What do we want to achieve?
We want to test our persistence and query logic, usually located in the "DAO" layer of the application. Since we are good developers ;) we want these tests to be deterministic, self-verifiable, and order independent.
What do we need?
We need to setup a complete database environment, equal or similar to the one we are going to be using, and then populate it with test data, to be able to assert the behaviors in our test code. We will use Hibernate + JPA + HSQLDB + Spring 3.0.
First thing would be to configure Hibernate to recreate the database schema based on the mappings we have, every time it initializes for the integration tests. I will do this by initializing a new spring context and JPA persistence configuration, just for the tests.
Notice that I am also using an in memory database provider HSQLDB to make things a little less complex. However, this could be any other provider. You would just have to provide any connection details needed and to make sure you have the right permissions for the schema.
Since we are using Hibernate in Java we are going to take advantage of the functionality Hibernate gives us of executing an initialization script called import.sql after the schema update process during its own initialization. You can read about it here and here.
Another way of doing it would be to use DbUnit, of which I will talk more in the next example case.
So now we have our import.sql file ready to be executed at the context's initialization. Here you would place your test's data as a set of insert statements. This will allow us to initialize the schema created by Hibernate from your model with the tests data just before the context is accessible to the tests
As you need more tests and the schema evolves, you will extend and update this scripts.
And that's all! Now you can start writing your database tests.
The good
One of the good parts and the one I particularly like the most, is that the database schema doesn't need to be stored as a script in the source control. Instead it will be stored with the code, since the actual model that you are using is the blueprint used by Hibernate to create the database schema. So any changes in the mapping reflect on your integration tests as soon as the context is initialized and developers don't have to write down migration scripts for the changes which is error prone and boring.
This also means if you change database providers for instance, from MSSQL to Oracle, Hibernate will be the one creating the script for the creation of the schema, and it will be using the dialect of your choice. This is particularly useful when you still haven't made any decisions on what the underlying persistence support will be.
The bad
The main problem I see with this approach is that it only works if you don't have previous data that you need to maintain. But if you do, there is no way (that I know of) to use this behavior on the "update" mode and also keep the "migration" done by Hibernate.

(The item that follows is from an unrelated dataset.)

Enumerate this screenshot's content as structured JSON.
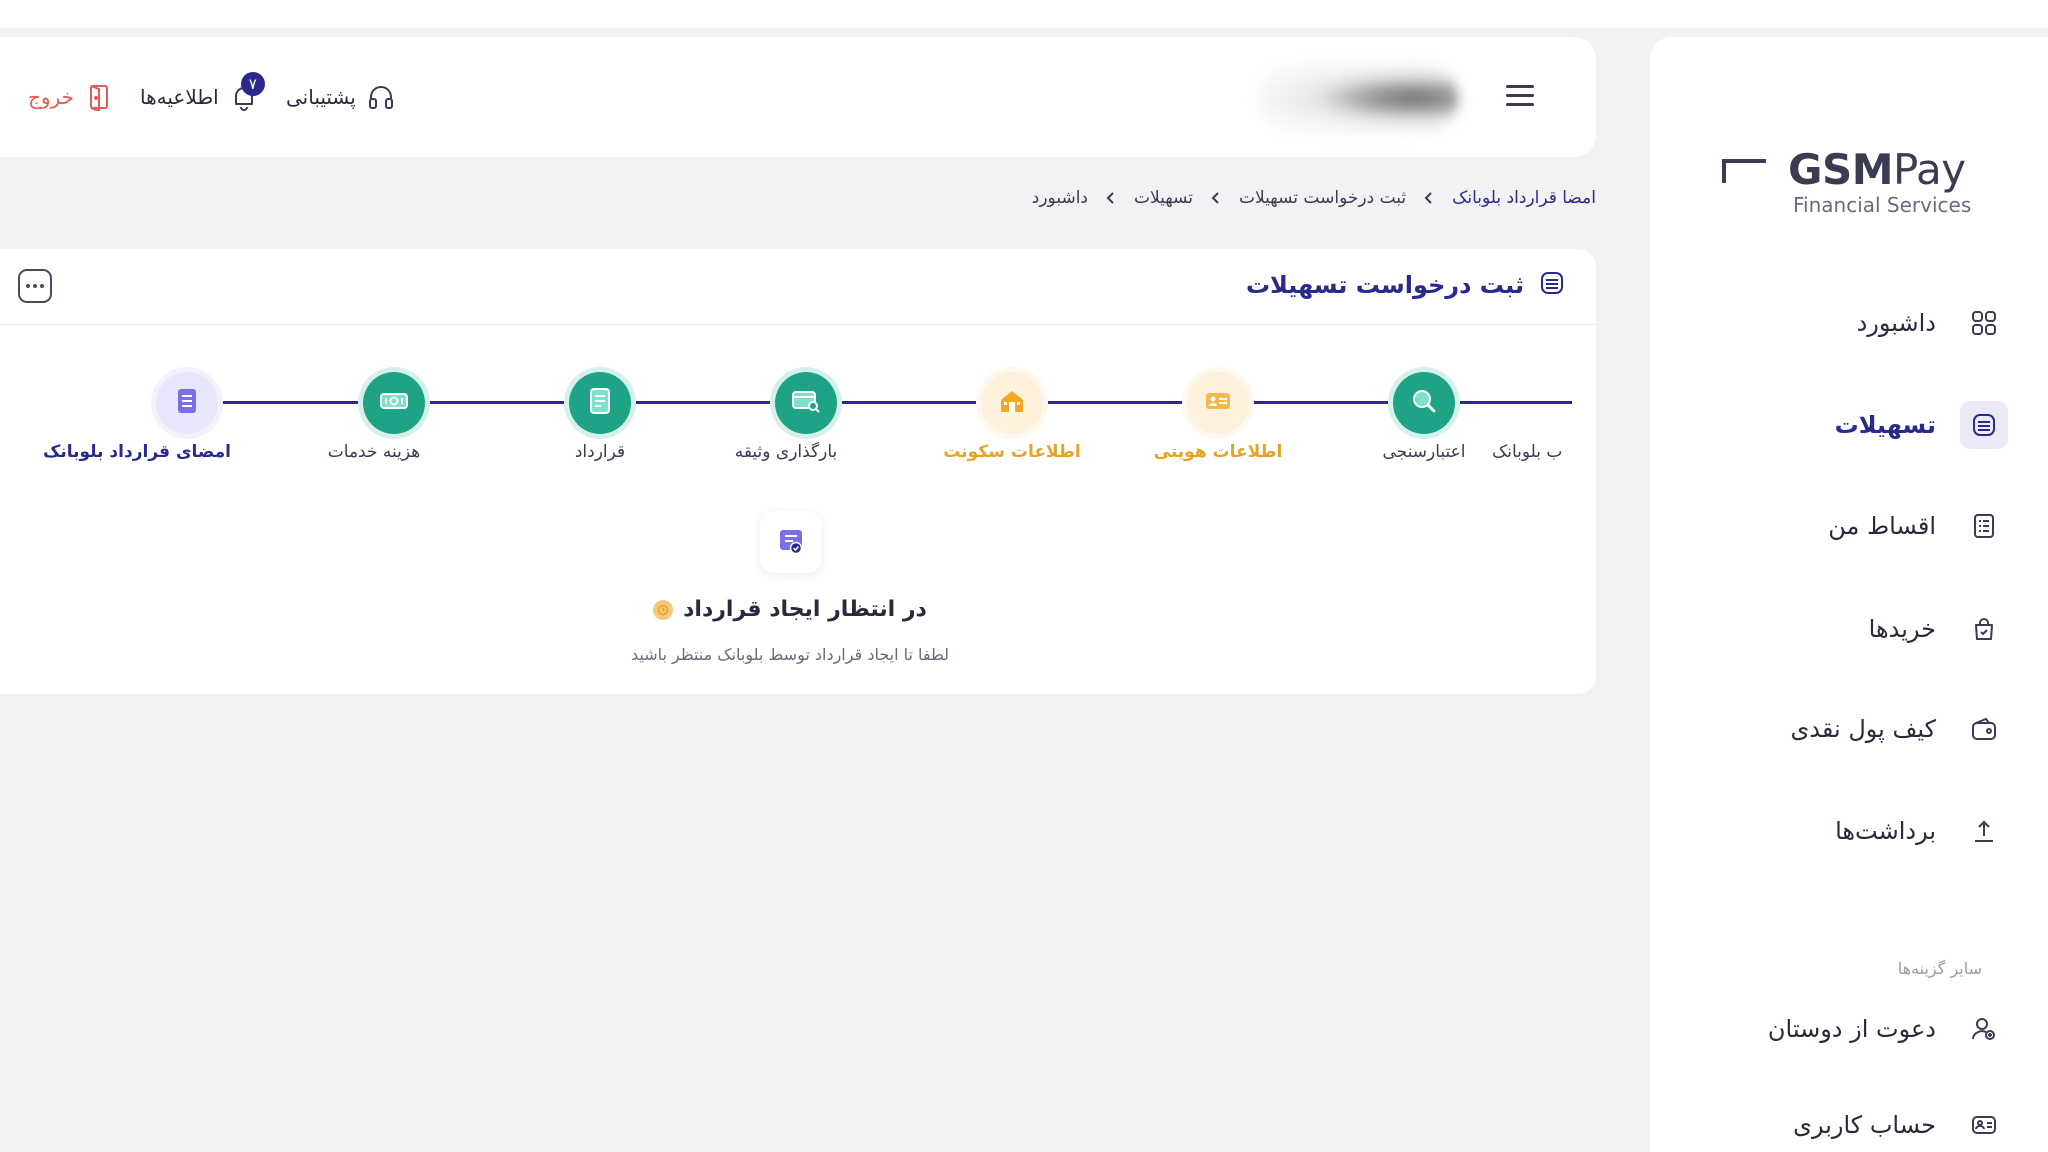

Also, if the test data gets too big there is no way to split the script so that it would be more manageable using some kind of "import" directives. However, I think in version 3.6.10 > of Hibernate you can set the scripts to load for each persistence unit using a configuration property, or through code. You can find more info about it in this Stack Overflow thread and in this Spring Forum thread.
By the way, there seems to be a "bug" with the JpaVendorAdapter that I use in this type of set up, which sets the provider to "update". To resolve this issue just set the generateDdl flag to false. You can find more info on the reasons here.
The Ugly
Integration tests are slow. This solution needs you to instantiate the context and database for each set of tests. It only initializes the context once on each test suite. However, although this is faster than doing it for each test, you may run into order dependency problems among tests because of the data, if you don't write your tests properly. Use wisely.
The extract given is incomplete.